Royal Palm Turkeys * Appenzeller Spitzhauben * Silver Penciled Plymouth Rocks* Dark Cornish
Founding Member of the Appenzeller Spitzhauben Club of America
I've been raising my turkeys, chickens, and ducks together with no problem. I decided to go with Narragansetts but was considering Royal Palms and Bronzes too. Looking back, I'd probably go with the Royal Palm or some other smaller breed. The toms are beasts and sometimes pick on my chickens. No serious injuries yet but I've heard the toms will sometimes try to mate with chickens which I can imagine doesn't fare well for the poor hen... And I probably should've waited until I had a pond and more land before I got the ducks.

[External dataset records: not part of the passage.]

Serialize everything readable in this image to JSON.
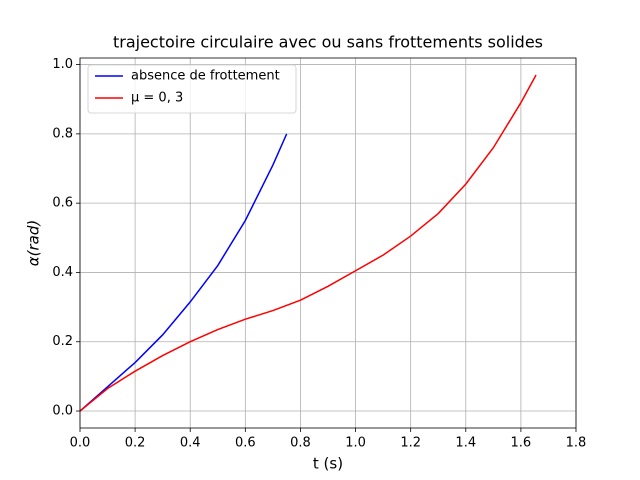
{
  "chart_data": {
    "type": "line",
    "title": "trajectoire circulaire avec ou sans frottements solides",
    "x_label": "t (s)",
    "y_label": "α(rad)",
    "series": [
      {
        "name": "absence de frottement",
        "color": "#0000ff",
        "x": [
          0,
          0.1,
          0.2,
          0.3,
          0.4,
          0.5,
          0.6,
          0.7,
          0.75
        ],
        "values": [
          0,
          0.07,
          0.14,
          0.22,
          0.315,
          0.42,
          0.55,
          0.71,
          0.8
        ]
      },
      {
        "name": "μ = 0, 3",
        "color": "#ff0000",
        "x": [
          0,
          0.1,
          0.2,
          0.3,
          0.4,
          0.5,
          0.6,
          0.7,
          0.8,
          0.9,
          1.0,
          1.1,
          1.2,
          1.3,
          1.4,
          1.5,
          1.6,
          1.655
        ],
        "values": [
          0,
          0.065,
          0.115,
          0.16,
          0.2,
          0.235,
          0.265,
          0.29,
          0.32,
          0.36,
          0.405,
          0.45,
          0.505,
          0.57,
          0.655,
          0.76,
          0.89,
          0.97
        ]
      }
    ],
    "xlim": [
      0,
      1.8
    ],
    "xticks": [
      {
        "value": 0,
        "label": "0.0"
      },
      0.2,
      0.4,
      0.6,
      0.8,
      {
        "value": 1,
        "label": "1.0"
      },
      1.2,
      1.4,
      1.6,
      1.8
    ],
    "ylim": [
      -0.049,
      1.019
    ],
    "yticks": [
      {
        "value": 0,
        "label": "0.0"
      },
      0.2,
      0.4,
      0.6,
      0.8,
      {
        "value": 1,
        "label": "1.0"
      }
    ],
    "grid": true,
    "legend": "upper-left"
  }
}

They are so unbelievably messy and loud!!
I just started with turkeys. Got a few Bourbon Red hatching eggs from a local farmer and put them under one of my broody Araucana hens. Only one hatched but it's doing great. "Mom" is still taking care of her "baby" although the turkey poult has already exceeded her in size. The other chickens seem to accept the turkey, probably because it was hatched and raised within the flock.
- Crazy for Silkies
here is a article you should read on raising chickens and turkeys together. They're are diseases chickens carry that can effect the turkey and diseases turkeys carry that can effect the chickens. Just be aware these diseases are possibly transfered between the two. Many people do raise them together very successfully just be aware what could be transfered between the two. This is just one article talking about Blackhead disease but their are others. So do some research so you will know what to look out for in either species. I'm not saying don't raise them together I'm just saying be aware of the diseases they can transfer to one another. I hope this helps you out. Some of these diseases have no symptoms in one species yet can be deadly to the other so inform yourself so you know what to look for in either species. I wish you the best.